Her hackles rose at that. “You look tired too. Worse than me. At least I put on make-up to cover it.” She fell silent, wondering why it was she always felt the urge to snap at his teasing. She should just let it go. That would probably annoy him more.
“Training has been gruelling,” he admitted.
“Perhaps you just need a rest?”
Cole hadn’t let such a notion cross his mind; she was sure of it. He would never rest; he would work his team until they were dead from exhaustion. The ceremony for the opening of the tournament was the following day; the pressure was intense.
Ashe gave her an innocent look. “Go to bed, you mean?”
She pressed her lips together reprovingly, although there was a stirring of something in her at the expression in his eyes, not the insta-lust Cole wrung from her drop by drop, but something else. Warm.

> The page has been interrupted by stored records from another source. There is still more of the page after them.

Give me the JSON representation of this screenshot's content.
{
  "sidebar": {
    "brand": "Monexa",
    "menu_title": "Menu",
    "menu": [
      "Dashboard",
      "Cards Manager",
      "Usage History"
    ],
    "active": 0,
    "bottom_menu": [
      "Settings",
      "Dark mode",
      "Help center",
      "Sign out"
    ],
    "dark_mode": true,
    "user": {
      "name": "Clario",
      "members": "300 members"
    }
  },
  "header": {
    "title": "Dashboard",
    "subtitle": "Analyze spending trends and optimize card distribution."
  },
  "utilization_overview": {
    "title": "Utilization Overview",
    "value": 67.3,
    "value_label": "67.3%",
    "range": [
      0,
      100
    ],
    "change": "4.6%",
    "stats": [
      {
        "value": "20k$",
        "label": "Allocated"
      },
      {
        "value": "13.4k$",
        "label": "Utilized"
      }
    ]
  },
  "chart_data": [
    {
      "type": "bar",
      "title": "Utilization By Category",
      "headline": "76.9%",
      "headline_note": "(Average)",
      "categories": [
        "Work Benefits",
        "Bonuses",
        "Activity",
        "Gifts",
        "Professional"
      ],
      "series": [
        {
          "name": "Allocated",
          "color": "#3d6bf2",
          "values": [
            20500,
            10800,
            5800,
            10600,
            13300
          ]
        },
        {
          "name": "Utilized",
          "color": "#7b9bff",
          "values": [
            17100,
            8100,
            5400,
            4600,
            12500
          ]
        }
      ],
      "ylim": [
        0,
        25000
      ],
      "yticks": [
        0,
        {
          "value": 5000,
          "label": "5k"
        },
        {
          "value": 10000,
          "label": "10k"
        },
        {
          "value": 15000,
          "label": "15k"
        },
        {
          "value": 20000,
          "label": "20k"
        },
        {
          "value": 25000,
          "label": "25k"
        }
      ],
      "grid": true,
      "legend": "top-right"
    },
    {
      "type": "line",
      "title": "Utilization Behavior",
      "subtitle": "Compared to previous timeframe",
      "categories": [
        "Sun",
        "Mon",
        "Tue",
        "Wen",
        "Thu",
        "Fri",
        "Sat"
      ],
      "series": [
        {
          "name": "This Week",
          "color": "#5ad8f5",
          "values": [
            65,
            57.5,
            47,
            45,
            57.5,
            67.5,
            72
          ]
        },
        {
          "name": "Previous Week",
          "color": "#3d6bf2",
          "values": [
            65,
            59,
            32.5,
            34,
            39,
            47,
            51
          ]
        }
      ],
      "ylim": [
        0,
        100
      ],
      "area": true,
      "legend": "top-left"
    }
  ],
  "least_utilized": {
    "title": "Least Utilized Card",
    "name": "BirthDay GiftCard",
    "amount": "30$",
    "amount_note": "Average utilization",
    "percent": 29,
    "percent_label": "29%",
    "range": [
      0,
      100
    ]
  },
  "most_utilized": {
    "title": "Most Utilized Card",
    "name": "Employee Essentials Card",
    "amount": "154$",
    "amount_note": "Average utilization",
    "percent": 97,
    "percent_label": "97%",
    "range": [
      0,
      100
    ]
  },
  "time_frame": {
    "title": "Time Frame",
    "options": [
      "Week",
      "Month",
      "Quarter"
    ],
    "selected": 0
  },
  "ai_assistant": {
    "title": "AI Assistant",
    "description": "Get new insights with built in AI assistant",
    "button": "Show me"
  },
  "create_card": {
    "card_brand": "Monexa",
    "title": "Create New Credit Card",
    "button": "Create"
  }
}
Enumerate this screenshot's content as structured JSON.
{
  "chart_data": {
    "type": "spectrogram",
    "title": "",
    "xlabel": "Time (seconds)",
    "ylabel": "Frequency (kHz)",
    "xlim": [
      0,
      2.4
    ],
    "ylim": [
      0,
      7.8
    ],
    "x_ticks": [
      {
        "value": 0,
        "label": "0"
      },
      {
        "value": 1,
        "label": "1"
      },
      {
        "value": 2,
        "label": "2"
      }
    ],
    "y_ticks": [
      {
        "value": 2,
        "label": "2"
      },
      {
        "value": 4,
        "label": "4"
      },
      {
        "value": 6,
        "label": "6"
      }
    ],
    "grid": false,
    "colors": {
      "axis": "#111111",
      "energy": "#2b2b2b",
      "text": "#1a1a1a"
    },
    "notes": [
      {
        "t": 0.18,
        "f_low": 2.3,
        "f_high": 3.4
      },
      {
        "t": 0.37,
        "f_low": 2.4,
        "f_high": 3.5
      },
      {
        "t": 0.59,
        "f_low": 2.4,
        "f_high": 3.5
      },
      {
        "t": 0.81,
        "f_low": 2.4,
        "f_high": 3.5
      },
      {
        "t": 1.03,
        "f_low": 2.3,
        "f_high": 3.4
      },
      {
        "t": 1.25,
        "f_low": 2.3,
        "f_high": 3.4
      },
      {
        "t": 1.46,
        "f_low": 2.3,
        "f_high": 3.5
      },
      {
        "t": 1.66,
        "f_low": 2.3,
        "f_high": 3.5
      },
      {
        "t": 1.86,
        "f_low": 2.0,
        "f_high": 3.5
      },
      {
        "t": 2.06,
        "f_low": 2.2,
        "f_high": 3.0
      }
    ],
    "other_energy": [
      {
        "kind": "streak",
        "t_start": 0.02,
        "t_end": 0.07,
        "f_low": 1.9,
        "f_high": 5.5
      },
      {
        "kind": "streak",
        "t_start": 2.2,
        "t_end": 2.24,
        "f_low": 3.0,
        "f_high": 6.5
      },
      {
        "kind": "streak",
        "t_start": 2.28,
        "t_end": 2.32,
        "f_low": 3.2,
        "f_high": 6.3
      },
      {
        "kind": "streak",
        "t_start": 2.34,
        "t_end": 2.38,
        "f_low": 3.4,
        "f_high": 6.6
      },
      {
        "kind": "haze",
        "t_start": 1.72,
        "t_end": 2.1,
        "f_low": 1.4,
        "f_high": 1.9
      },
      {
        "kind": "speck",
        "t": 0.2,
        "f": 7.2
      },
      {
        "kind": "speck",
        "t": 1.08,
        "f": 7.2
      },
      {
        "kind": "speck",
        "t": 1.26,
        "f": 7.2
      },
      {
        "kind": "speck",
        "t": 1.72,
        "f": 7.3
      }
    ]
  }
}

“A break. An afternoon somewhere nice and quiet, away from the castle, away from all these visitors. Somewhere you can relax.”
“We shouldn’t have to socialise as well as train. And yet, they get so offended when you tell them to fuck off.”
Ember gave a delighted gasp. “You didn’t. Who?”
“The Seeds. Odious creatures. They’re constantly at me. Big Cole supporters.”
Ember hadn’t yet met the rulers of the Seeds, Gered and Samara, but she’d seen them, regal and proud, prowling - for she couldn’t think of a better word for the way they moved - around the castle, inspecting the gold vases and graceful statuary with amusement as though they were above such things as decor.
“Where would you go? If you were to have a break?”
There was a mischievous tone to his voice that should have alerted her, but she wasn’t listening for it, and in truth, she’d never heard it from Ashe before.
“The beach,” she said, promptly. “Where there are no nasties in the water, and everything is sunny and …”
There came a disconcerting jolt, as though someone had grabbed her and shaken her. She gasped. “Ashe! What have you done?”
Chapter 29
Palm trees, swaying in the gentle breeze, white sands curving around out of sight. An aqua blue lagoon, with waters so clear that the tiny fish swimming in the shallows were visible. Further out, a line of white revealing a reef and beyond that the dark blue of the open ocean. Light that was all-encompassing after her days—years, according to Cole—spent in near dark.
The salty air and the crunch of damp sand beneath her toes were enough to convince her this wasn’t a dream. And she wasn’t in the soft clinging gown she habitually wore in the castle. She was wearing a black string bikini, the triangles barely covering her breasts and bottom. The weight of her necklace had vanished, and she lifted a hand to check, her throat feeling strangely exposed.
She glared at Ashe, and he held up his hands in surrender. The military uniform he wore was gone, replaced with a dark, open shirt revealing a smooth brown chest and lean stomach muscles, and something that looked partly like a loincloth, partly like trunks. Whatever they were, they fitted very well, and she dragged her gaze away before he could catch her staring.
“You said you wanted a holiday,” he explained.